Human habitat disturbance is predicted to increase the hantavirus prevalence within an ecosystem. Disturbed habitats tend to favor more generalist species that tolerate and adapt to ecological changes [26]. Because Oligoryzomys species are generalists, they are prone to interact with humans in rural settings. In this study, O. flavescens occidentalis and O. brendae were caught exclusively in the alfalfa crop and in the chicken coop adjacent to the house of the HPS case. These economic activities would indirectly provide resources for hantavirus reservoir species. The nearest endemic region displays a comparable pattern of variation in rodent abundance over time. There is a positive relationship between HPS cases and rodent abundance, with a three-month delay, with a rapid increase and decrease of rodent abundance [28]. Given the HPS incubation period (9–45 days) and the fact that the rodent survey was conducted two months after the case was reported, the relatively low rodent abundance and the subsequent absence of positive individuals are not surprising.
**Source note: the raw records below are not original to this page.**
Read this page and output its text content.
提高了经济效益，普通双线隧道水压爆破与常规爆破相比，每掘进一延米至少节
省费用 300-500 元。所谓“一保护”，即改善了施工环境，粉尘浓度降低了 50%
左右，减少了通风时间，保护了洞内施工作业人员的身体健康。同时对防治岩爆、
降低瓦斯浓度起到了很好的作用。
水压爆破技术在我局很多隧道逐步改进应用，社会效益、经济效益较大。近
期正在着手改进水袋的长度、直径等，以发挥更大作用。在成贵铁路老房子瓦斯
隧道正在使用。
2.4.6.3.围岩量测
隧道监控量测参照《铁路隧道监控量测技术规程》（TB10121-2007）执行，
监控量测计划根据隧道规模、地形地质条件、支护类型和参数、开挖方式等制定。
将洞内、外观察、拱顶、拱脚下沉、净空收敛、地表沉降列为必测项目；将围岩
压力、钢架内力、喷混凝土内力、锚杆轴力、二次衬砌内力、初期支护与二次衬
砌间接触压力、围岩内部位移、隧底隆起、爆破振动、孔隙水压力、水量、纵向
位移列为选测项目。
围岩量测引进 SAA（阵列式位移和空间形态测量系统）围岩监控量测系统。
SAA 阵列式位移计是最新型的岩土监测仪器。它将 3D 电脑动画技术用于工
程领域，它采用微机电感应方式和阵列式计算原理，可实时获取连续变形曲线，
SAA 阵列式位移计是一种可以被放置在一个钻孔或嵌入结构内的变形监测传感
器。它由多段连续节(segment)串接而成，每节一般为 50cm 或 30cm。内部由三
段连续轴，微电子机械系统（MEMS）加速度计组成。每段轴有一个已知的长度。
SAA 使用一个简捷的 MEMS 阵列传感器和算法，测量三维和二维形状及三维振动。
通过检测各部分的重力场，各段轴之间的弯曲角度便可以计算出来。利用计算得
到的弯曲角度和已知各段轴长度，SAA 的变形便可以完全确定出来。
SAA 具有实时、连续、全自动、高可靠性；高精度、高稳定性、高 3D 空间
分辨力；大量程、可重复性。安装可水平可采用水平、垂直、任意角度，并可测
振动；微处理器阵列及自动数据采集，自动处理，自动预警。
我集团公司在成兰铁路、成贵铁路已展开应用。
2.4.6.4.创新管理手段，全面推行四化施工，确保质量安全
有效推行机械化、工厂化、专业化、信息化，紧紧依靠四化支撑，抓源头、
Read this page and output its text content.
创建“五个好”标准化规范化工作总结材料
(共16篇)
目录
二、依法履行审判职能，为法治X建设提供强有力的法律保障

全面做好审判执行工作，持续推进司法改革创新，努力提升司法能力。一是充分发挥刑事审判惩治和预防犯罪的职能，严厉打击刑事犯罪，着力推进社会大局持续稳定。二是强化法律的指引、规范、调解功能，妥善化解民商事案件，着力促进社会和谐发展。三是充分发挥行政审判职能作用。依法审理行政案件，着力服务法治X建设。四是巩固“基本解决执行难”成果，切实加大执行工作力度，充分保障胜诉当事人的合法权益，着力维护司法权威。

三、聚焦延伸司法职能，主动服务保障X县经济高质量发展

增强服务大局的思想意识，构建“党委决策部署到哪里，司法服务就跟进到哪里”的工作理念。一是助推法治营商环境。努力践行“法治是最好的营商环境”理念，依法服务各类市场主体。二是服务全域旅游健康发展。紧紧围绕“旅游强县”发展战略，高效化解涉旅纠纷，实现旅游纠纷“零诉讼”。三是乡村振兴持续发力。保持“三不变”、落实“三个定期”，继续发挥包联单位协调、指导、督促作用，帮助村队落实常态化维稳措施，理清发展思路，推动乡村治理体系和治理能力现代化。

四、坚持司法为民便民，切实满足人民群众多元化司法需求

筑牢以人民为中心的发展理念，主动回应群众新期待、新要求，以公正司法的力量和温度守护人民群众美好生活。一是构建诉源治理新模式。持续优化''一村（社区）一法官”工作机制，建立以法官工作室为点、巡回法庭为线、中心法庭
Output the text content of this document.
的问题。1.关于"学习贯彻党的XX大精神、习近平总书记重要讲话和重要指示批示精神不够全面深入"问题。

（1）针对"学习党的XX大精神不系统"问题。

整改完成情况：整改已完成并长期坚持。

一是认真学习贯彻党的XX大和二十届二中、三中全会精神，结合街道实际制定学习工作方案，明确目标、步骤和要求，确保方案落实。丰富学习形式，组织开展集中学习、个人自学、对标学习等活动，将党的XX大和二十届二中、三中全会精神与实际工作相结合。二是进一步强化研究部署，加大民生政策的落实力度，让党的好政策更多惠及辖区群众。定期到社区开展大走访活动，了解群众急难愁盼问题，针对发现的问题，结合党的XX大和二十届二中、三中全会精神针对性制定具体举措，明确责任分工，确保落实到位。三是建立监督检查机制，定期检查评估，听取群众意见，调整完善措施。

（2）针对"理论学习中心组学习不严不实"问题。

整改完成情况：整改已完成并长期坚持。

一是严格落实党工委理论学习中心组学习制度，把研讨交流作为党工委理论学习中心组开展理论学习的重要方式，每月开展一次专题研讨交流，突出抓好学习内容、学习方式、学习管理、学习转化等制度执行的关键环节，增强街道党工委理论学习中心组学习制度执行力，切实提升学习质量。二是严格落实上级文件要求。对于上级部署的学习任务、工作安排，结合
The description of this new pathogenic variant highlights the great diversity of hantavirus present in NWA. There are currently five orthohantavirus circulating in NWA: LNV, ORNV, BERV, BAV and Guachipas virus. This is relevant when considering that spillover has allowed the emergence of new species associated with hantavirus transmission [31]. As hantaviruses have segmented genomes, the co-circulation of more than one variant allows the reassortment of their genomes, which occasionally could give rise to progeny with increased fitness. Natural reassortment events were reported for Sin Nombre, Puumala, Dobrava-Belgrade, Hantaan and Imjin virus, while in vitro reassortment was reported [32,33,34] Whilst typically deleterious, documented cases exist of reassortment in other viral families, resulting in altered virulence and facilitated emergence of novel hosts [30,35].

In summary, this work describes the circulation of a new pathogenic orthohantavirus in a transitional area of NWA, where the High Monte desert, Yungas Forest and Dry Chaco ecoregions converge. Further studies, including rodent captures in Cafayate, are needed to identify the reservoir species and to estimate the incidence of hantaviruses in the human population. The new evidence presented here will enable appropriate interventions to promote clinical suspicion, improve detection and thereby prevent the emergence of hantavirus in the area.